Estou tensa com o avançado da hora. A partir da meia noite, terei que me desligar dele. Não me preparei psicologicamente para esta separação. Não poderei vê-lo, pegá-lo ou apertá-lo. Ele é meu companheiro de todas as horas. Sem ele, não me deito. E se me deito, não consigo dormir. Tem sido o meu grande amor e eu não consigo viver sem ele. A separação é compulsória, e a saudade dele está “doendo em mim”.
Pela primeira vez, depois 10 anos, vi-me obrigada a me afastar dele. Nunca imaginei que isso fosse possível. De repente, não mais que de repente, isso aconteceu.
Para mim, ele é do tamanho do mundo. Um mundo de paz e alegria.
A tranquilidade bateu em minha porta, desde o dia em que o conheci.
Fecho os olhos e tento mudar o pensamento. Sem ele, perdi “meu norte” e nada me satisfaz.
De repente, senti falta dele. De repente, o mundo parou. A sensação de que o ar iria me faltar tomou conta de mim. Senti pânico. Medo da vida, medo de tudo.
Já no Centro Cirúrgico, super nervosa, senti dificuldade de respirar. Pensamentos confusos embaraçam minha mente. Clamei por ele, mas ninguém me ouviu. Pedi água e a resposta foi “não”. Quase sem poder respirar, fechei os olhos.
O Centro Cirúrgico estava gelado. A sede tomou conta de mim.
Saí “do ar. Só me lembro de uma voz dizendo “não, não pode!”
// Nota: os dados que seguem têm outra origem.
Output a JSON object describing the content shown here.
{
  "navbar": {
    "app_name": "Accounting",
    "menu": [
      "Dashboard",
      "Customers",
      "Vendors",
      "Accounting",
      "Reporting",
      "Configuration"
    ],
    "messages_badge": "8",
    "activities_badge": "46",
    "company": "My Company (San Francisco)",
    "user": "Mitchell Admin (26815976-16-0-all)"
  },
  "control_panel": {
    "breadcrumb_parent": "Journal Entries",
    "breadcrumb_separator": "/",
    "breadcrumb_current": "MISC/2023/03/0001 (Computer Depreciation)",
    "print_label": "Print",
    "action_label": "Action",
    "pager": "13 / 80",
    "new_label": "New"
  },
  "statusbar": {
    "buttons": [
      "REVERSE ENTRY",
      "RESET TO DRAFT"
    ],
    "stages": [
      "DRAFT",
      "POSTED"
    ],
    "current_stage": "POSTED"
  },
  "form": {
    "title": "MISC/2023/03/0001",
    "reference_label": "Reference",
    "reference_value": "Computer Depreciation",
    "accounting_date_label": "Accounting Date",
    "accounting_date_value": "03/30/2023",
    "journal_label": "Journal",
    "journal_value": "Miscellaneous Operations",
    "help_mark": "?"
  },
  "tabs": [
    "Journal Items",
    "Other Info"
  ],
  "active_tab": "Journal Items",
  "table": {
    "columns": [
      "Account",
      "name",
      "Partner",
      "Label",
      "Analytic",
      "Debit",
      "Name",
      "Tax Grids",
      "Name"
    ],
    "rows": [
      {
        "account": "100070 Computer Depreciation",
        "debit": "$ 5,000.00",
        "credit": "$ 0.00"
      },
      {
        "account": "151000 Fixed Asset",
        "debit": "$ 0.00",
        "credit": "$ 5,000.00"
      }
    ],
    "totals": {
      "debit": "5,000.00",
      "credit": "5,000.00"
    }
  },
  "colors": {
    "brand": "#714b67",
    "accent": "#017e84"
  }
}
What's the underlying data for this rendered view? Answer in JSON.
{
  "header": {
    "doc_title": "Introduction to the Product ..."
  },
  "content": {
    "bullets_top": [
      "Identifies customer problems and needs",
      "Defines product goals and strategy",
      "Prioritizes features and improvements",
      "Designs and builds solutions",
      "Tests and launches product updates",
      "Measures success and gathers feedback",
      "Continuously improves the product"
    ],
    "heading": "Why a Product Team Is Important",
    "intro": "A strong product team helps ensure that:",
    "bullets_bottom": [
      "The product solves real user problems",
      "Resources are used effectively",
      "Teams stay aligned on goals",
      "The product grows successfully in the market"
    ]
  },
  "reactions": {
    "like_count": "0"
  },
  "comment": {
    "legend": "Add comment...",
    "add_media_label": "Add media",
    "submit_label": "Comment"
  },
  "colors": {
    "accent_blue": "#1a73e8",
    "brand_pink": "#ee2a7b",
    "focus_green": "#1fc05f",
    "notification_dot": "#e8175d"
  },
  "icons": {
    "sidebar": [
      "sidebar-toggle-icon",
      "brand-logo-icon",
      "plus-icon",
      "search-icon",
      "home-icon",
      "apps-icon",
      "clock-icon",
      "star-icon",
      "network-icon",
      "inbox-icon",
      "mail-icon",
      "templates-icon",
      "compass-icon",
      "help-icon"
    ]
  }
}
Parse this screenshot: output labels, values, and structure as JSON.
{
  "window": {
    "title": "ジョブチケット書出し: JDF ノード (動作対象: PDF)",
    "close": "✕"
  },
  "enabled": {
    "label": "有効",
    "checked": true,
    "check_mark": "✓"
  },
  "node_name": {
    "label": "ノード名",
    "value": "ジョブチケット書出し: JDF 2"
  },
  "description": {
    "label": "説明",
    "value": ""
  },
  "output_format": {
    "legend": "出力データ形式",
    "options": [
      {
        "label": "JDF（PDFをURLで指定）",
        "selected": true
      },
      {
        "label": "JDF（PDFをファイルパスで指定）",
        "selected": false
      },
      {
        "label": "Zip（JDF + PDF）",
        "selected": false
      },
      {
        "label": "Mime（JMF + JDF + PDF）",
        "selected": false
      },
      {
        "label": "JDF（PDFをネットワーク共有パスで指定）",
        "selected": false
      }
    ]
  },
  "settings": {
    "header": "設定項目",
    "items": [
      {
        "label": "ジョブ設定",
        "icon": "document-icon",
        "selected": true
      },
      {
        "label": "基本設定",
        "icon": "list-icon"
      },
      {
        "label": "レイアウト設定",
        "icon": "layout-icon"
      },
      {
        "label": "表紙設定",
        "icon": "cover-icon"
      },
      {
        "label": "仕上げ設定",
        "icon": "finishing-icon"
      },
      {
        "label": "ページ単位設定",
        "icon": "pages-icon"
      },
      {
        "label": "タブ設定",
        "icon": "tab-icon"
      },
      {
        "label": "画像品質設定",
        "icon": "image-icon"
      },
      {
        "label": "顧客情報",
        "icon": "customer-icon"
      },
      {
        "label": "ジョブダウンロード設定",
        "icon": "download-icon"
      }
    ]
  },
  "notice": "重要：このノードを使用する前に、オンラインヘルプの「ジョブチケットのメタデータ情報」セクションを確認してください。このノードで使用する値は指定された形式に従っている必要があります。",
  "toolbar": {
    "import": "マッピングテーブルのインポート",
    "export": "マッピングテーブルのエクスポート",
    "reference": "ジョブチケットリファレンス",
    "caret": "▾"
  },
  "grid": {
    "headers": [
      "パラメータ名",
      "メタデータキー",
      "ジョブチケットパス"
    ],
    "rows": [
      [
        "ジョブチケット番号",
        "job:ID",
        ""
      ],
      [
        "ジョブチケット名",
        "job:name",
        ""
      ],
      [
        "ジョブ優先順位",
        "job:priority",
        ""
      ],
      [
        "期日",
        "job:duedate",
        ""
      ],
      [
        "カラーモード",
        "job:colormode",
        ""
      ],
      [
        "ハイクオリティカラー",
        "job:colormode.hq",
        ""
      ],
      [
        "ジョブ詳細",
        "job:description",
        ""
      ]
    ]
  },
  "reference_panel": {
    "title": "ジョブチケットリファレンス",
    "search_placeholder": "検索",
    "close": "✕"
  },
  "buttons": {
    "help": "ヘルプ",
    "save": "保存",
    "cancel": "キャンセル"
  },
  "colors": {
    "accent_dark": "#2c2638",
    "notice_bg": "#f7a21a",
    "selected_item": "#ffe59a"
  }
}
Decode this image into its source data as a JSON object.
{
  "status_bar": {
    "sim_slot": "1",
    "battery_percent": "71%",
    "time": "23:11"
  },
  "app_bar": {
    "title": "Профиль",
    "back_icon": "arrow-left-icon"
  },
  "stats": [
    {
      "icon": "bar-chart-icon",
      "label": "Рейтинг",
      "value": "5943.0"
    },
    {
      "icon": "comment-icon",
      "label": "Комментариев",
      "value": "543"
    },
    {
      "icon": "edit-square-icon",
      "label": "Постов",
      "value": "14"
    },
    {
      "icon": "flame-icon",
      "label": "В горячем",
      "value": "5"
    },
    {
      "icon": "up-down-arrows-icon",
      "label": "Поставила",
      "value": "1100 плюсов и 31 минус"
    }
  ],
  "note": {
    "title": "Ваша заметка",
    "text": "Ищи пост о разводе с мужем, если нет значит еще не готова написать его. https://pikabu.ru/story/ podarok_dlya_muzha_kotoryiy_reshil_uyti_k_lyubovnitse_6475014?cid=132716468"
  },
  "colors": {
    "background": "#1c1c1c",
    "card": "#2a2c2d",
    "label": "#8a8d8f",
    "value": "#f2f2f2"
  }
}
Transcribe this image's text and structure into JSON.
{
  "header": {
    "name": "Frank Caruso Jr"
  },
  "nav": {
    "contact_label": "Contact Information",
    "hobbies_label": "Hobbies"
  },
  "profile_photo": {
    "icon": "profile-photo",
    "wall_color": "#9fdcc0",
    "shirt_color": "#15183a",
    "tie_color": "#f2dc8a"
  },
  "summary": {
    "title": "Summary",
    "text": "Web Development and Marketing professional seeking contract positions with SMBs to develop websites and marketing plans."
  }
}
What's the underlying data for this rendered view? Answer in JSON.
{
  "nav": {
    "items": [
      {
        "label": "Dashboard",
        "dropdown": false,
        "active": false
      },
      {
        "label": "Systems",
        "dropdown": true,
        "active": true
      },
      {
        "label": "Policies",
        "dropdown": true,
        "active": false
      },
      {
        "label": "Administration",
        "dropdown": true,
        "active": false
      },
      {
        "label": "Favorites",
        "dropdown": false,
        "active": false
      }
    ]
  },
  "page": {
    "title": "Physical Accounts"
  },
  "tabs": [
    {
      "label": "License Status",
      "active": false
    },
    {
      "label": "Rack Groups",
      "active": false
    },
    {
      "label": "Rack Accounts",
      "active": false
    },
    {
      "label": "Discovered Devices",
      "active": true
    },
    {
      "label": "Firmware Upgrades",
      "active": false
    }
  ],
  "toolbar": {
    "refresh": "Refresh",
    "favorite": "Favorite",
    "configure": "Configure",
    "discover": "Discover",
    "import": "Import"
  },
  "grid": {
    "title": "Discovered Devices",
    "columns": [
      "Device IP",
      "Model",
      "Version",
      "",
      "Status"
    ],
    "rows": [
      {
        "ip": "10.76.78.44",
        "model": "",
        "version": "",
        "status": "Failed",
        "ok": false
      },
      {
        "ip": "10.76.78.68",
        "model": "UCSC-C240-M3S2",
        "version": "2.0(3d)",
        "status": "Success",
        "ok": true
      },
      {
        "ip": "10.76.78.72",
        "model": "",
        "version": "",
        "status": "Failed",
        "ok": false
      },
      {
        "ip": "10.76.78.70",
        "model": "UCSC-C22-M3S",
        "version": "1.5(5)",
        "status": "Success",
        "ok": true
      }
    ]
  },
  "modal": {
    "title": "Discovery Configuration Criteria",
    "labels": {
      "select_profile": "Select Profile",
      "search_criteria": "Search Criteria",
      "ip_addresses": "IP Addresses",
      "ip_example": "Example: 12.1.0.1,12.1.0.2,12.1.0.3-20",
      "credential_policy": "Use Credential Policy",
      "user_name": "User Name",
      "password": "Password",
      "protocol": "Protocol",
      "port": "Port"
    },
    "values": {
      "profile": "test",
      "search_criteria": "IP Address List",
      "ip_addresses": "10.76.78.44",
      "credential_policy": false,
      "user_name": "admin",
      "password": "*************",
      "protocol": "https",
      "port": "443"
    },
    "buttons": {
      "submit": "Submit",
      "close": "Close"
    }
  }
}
Quis chorar, por me sentir abandonada. Nunca tinha ouvido tanto “não” na minha vida. Adormeci.
Despertei, quando uma voz de homem me chamou:
Pronto! O pesadelo terminou! Correu tudo bem!
A cirurgia de vesícula foi um sucesso. Com alegria, recebi de volta meu inseparável SORINE, razão dessa minha agonia.
O cirurgião, tranquilo e risonho, disse que ali no Centro Cirúrgico, já tinha visto de tudo: Paciente segurando terço, escapulário, “agnus dei”, medalha milagrosa, e até imagem de santo. Mas, pela primeira vez, na vida, tinha visto uma paciente desesperada, agarrada com um vidro de “Sorine”, na hora de ser anestesiada.